In a spendthrift trust, the beneficiary is limited to only those funds which have already been transferred to them, and may not utilize the general trust funds. Creditors are also prohibited from collecting on the general trust funds, though they may collect on whatever funds that have been distributed to the beneficiary.

What is a “Self-Settled” Spendthrift Trust?

A self-settled spendthrift trust is where the trust creator is also the sole beneficiary of the trust. A trustee is still appointed, but the funds are directed back to the person who created the trust. They are also known as “self-designated trusts”, and are sometimes called “Alaska trusts”, since the state of Alaska was one of the first states to allow such types of spendthrift trusts.

As mentioned, creditors who seek to collect money or property from the trust funds are limited to only those trust interests that have already been transferred. Due to this special feature of spendthrift trusts, many people began unscrupulously setting up self-settled spendthrift trusts in efforts to dodge collection efforts by creditors. As a result, self-settled trusts are heavily regulated and are only available in a few states.

Which States Allow Self-settled Trusts?

Alaska was the first state to allow self-settled trusts, and Nevada also allows them. Alaska state law imposes a four-year wait period before self-settled trusts are protected from creditors, while Nevada requires a two-year wait. Also, in Nevada, the trust creator can also serve as trustee of their own self-settled trust, but they will be subject to further restrictions on self-distributions from the funds.

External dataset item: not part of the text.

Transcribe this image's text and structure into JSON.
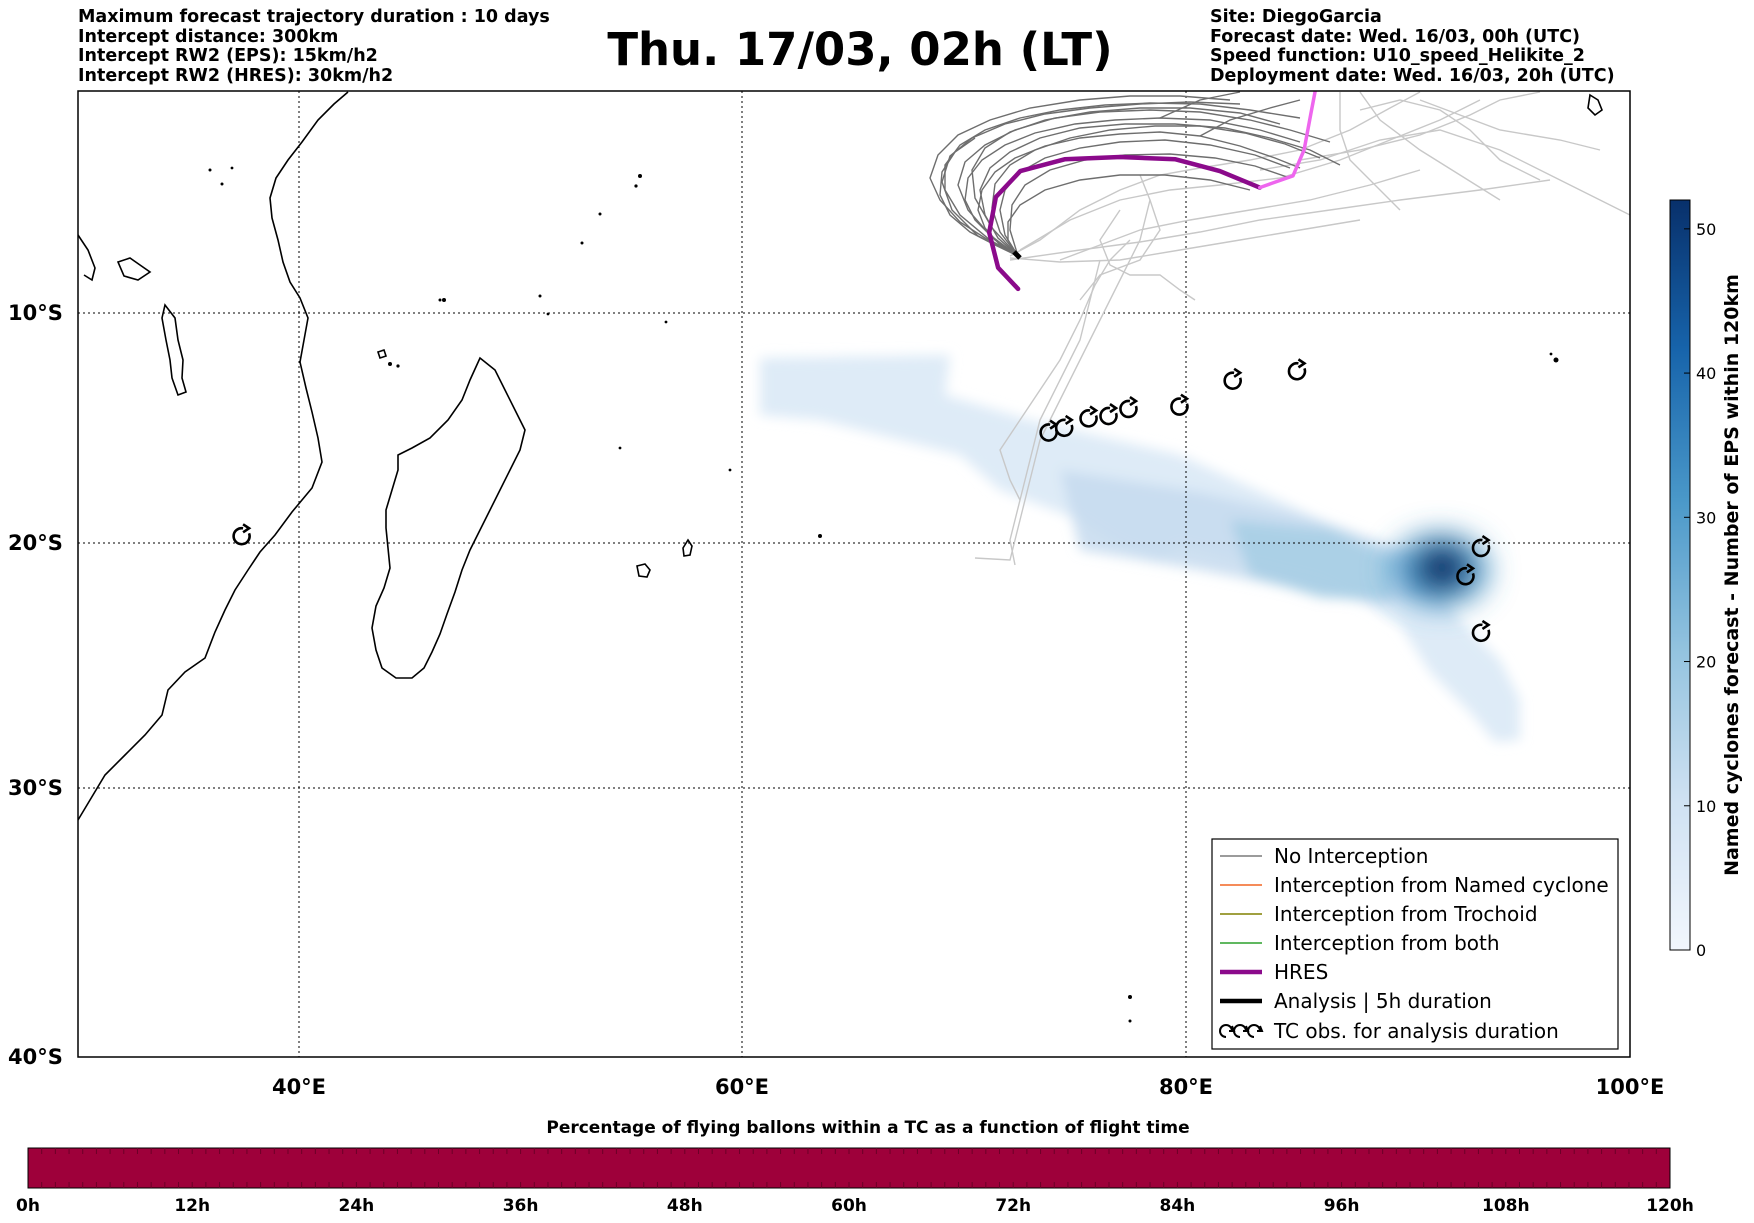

Some other states have statutes that allow self-settled trusts. These statutes refer to the trusts as “Domestic Asset Protection Trusts”, and are called DAPT statutes. They are similar from state to state though they may be applied differently in each jurisdiction.

If your state does not have a DAPT statute, then self-settled spendthrift trusts are not allowed. States that do have some form of DAPT statutes are:

  • Colorado
  • Delaware
  • Missouri
  • New Hampshire
  • Oklahoma
  • Rhode Island
  • South Dakota
  • Tennessee
  • Utah
  • Wyoming

While there is a potential for abuse of self-settled trusts, they are also valuable for estate planning purposes and can be very helpful in protecting one’s trust assets.

Do I Need a Lawyer to Create a Self-settled Trust?

It is a good idea to hire a lawyer to help you draft your own self-settled spendthrift trust. DAPT statutes are very strict and any indication of a sham account can lead to a presumption of fraud.

An experienced estate planning lawyer can help you draft a trust that meets your needs while fitting into the statutory limitations. DAPT law also tends to evolve quite rapidly, and a lawyer can keep you updated with any changes in the laws of your area.